A lease is a contract in which the owner of an asset or property allows another party to use the assets or property in exchange for something else, which is generally money or other assets. In accounting, the common types of leases are operating lease and capital lease, also known as a finance lease.
Generally, as far as accounting is concerned, a capital lease or finance lease is considered an asset when a company prepares the balance sheet. On the other hand, an operating lease is an expense that is not included or recorded in the balance sheet. Thus, both types of leases are used for different purposes and show up differently on the accounting books.
A capital lease, for accounting purposes, is treated as a loan for the person who is offering the lease, whereas it’s considered a purchase for the one leasing. Any capital lease agreement terms clearly show that the ownership and resulting benefits and risks are transferred to the lessee.
One of the features of a capital lease is the transfer of asset ownership when the term ends. Additionally, an option is available to purchase the asset at a discounted rate, a lower price than the original, when the term ends. Moreover, the lease term equals or exceeds 75% of the asset’s estimated useful life. Also, another criterion that classifies them as a capital lease is that the present value of the lease payments is greater than or equal to 90% of the asset’s fair market value.

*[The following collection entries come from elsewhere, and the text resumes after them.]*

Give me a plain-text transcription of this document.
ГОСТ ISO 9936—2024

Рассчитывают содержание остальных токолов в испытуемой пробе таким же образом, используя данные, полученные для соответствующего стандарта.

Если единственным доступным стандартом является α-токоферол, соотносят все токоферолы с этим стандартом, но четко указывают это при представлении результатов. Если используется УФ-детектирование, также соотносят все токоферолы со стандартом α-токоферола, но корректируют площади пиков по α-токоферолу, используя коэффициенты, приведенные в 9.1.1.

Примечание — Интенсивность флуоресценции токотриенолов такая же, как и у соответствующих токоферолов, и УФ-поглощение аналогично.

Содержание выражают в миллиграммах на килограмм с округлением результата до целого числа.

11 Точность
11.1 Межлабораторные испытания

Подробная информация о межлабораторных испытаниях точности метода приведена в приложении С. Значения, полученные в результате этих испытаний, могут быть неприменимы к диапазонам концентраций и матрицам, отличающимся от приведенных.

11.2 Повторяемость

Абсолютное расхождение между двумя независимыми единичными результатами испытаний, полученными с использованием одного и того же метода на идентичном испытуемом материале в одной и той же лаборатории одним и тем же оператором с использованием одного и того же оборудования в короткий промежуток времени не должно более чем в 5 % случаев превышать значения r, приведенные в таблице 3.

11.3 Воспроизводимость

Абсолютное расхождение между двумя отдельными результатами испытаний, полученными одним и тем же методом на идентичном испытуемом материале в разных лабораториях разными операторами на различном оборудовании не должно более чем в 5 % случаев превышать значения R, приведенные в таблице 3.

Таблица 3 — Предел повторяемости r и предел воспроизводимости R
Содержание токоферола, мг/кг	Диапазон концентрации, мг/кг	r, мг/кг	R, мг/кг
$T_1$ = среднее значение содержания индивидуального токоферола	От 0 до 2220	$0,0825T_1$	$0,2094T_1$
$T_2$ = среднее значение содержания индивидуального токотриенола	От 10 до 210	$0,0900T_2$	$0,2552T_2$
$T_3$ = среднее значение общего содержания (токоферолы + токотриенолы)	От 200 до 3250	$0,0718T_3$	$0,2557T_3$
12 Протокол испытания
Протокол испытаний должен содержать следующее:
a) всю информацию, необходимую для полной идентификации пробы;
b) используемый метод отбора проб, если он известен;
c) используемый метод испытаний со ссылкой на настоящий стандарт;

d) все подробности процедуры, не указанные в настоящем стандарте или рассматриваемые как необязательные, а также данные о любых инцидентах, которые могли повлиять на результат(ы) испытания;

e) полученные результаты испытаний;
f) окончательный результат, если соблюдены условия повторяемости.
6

Capital leases are counted as debts of the lessee. These leases are used for long-term leases and for items that don’t become outdated. As capital leases give ownership to lessees, they are regarded as assets that may depreciate.
Operating leases, also called service leases, are used for assets that are destined to change. Some examples include computers and office equipment. These leases are used for short-term leasing, which is generally less than a year. The cost related to capital lease is known as operating expense. The significant difference when compared to capital leases, is that operating leases can be used as an asset by the lessee, but the lessor remains the owner.
New Lease Accounting Standards
The Financial Accounting Standards Board (FASB) issued new lease accounting standards and how to account for capital lease and operating lease. It has now made it mandatory for all leases of more than 12 months to be recorded as assets and liabilities on the balance sheet. This means that operating leases that are longer than a year must be treated as buying an asset. The changes in lease accounting standards have affected all businesses. The leaders and account managers need to be careful in adding all such operating leases to the balance sheet.
Consequently, businesses are using lease accounting software to avoid manual errors, creating a single repository for gathering all lease-related data, and creating reports. Lease management software helps in making the process hassle-free as well.